= Bjelke-Petersen family =

Bjelke-Petersen is an Australian family of Danish descent. The common ancestors of the Australian family are Georg Peter Bjelke-Petersen (born c. 1845), a Danish farmer and master-builder, and his wife Caroline Vilhelmine (maiden name Hansen) (born c. 1845). They came to Australia with their children in 1891. Born just Petersen, Georg hyphenated his name with the Danish word for wooden beam, some time in the 1860s.

== Politics ==
The Bjelke-Petersens have influenced politics in Queensland, at both state and Commonwealth levels, for sixty years.

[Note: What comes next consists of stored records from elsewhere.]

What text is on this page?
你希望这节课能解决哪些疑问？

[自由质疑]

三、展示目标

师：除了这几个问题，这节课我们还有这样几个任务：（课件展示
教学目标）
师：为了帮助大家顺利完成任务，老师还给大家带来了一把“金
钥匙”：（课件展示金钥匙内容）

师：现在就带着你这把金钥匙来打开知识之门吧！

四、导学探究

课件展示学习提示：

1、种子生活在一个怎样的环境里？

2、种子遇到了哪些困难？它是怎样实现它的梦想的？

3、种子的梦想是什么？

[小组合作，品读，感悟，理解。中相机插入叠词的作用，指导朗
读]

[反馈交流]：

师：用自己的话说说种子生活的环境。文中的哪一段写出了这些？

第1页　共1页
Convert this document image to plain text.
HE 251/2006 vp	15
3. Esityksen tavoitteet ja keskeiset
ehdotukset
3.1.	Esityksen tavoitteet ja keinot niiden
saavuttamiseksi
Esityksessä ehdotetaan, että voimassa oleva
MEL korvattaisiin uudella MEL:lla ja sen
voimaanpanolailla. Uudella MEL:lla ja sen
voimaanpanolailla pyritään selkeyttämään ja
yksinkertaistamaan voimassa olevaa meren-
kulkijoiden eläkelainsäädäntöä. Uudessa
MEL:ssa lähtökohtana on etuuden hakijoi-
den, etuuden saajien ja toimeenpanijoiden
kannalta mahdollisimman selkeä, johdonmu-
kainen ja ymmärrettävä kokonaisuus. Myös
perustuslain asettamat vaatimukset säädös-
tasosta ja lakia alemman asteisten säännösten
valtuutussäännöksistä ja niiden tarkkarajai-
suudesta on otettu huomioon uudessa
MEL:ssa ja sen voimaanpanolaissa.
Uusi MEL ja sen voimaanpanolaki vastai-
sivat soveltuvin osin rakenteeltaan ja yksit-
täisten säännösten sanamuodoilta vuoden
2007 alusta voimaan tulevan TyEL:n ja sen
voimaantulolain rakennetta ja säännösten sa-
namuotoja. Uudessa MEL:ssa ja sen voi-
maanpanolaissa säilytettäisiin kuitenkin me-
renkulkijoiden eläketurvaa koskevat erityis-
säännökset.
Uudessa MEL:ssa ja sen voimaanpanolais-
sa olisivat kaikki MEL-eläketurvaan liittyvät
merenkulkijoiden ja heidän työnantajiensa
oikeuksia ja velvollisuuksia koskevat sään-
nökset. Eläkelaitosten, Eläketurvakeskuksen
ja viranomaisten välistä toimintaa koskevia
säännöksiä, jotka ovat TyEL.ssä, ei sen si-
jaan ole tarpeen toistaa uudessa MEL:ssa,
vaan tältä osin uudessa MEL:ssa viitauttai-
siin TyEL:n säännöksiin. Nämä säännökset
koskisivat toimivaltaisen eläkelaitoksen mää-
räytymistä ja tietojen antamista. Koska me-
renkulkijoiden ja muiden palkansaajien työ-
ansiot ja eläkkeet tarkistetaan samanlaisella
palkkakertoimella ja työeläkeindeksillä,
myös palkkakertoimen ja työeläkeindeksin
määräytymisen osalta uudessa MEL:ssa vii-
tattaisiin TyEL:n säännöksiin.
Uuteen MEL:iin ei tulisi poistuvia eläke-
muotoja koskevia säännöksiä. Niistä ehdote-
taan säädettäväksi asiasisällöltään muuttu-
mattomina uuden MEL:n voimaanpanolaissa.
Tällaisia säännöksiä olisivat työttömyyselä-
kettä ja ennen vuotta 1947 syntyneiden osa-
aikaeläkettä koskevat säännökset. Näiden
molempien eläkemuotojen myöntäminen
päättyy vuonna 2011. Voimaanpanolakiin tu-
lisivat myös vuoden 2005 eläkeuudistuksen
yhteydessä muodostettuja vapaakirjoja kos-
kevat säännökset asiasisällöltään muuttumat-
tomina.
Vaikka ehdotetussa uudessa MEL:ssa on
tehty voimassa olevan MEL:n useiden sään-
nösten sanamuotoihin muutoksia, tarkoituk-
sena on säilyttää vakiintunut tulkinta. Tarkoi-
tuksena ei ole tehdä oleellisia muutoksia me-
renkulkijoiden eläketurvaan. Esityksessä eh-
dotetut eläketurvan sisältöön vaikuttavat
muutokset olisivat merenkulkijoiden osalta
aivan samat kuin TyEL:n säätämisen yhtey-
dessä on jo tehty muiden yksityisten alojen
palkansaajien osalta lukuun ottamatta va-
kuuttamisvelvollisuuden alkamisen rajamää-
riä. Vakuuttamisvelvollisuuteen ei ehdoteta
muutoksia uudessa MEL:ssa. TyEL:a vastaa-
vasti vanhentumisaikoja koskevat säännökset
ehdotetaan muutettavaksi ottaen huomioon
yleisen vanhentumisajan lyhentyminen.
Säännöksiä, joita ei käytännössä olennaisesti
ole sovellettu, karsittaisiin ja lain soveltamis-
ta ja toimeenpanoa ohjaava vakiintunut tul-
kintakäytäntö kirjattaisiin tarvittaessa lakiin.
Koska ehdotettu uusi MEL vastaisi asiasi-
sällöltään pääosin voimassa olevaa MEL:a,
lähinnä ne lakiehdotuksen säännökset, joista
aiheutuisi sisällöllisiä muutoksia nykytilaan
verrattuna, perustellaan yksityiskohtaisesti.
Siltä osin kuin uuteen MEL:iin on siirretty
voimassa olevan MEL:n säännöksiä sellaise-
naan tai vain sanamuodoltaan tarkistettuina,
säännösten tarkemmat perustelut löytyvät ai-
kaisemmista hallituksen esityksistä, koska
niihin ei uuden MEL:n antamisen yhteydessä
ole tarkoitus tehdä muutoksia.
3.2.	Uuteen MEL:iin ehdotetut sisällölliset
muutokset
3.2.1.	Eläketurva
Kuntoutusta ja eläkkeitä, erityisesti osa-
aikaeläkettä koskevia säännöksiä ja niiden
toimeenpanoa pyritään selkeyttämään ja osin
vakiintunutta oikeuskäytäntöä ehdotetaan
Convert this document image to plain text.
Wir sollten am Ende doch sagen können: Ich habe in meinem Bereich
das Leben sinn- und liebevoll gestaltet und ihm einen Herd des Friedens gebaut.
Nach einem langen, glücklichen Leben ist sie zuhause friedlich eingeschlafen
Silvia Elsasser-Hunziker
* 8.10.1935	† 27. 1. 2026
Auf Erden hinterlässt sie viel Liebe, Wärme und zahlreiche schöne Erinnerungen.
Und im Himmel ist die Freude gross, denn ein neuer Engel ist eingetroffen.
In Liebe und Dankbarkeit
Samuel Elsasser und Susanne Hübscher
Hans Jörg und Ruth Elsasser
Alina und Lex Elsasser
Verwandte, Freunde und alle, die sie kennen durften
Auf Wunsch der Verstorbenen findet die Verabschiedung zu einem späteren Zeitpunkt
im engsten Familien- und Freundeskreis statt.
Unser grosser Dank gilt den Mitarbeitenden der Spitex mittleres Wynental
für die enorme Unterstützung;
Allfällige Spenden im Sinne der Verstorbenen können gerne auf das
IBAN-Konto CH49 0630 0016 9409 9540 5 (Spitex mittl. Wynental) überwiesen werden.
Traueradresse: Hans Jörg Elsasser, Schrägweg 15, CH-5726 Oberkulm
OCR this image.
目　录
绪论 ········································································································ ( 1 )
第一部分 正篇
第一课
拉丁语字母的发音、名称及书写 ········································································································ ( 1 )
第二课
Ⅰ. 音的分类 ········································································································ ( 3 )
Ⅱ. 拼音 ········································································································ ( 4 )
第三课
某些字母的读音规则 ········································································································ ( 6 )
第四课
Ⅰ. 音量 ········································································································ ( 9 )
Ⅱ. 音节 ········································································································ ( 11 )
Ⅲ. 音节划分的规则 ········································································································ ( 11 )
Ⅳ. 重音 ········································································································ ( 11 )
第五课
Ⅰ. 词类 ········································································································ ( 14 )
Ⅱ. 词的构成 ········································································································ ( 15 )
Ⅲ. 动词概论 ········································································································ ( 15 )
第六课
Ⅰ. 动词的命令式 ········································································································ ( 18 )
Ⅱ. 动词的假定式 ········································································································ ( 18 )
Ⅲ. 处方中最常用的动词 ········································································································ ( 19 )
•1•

- Sir Joh Bjelke-Petersen was a farmer and later Premier of Queensland between 1968 and 1987; He was the member for Nanango from 1946 to 1950 and for Barambah from 1950 to 1987. He was Georg Peter Bjelke-Petersen's grandson.
- Florence Bjelke-Petersen, Joh Bjelke-Petersen's wife, represented Queensland in the Australian Senate between 1981 and 1993 serving as Deputy Leader of the National Party of Australia in the Senate between 1985 and 1990;
- John Bjelke-Petersen, a son of Joh and Flo Bjelke-Petersen, was the National Party candidate for the Division of Fisher in the 1996 federal election, losing to Liberal MP Peter Slipper. He was preselected on 3 November 2005 as the National Party candidate in the seat of Nanango at the 2006 state election. He lost the election to independent member, Dorothy Pratt. He also stood unsuccessfully for the LNP at the 2009 state election and was again defeated by Pratt (independent). He contested the Division of Maranoa on behalf of the Palmer United Party at the 2013 federal election, and was defeated by Bruce Scott of the Liberal National Party. At the 2015 state election, John Bjelke-Petersen contested the seat of Callide, again on behalf of the Palmer United Party.

== Other pursuits ==
- Christian Bjelke-Petersen (1872–1964) founded the Bjelke-Petersen School of Physical Culture in 1892 – as of 2005, there were 180 associated clubs throughout Australia. He was Georg Peter Bjelke-Petersen's son.
- Marie Bjelke Petersen (1874–1969) was an Australian novelist. Note the lack of hyphen in her version of this name. She was Georg Peter Bjelke-Petersen's daughter.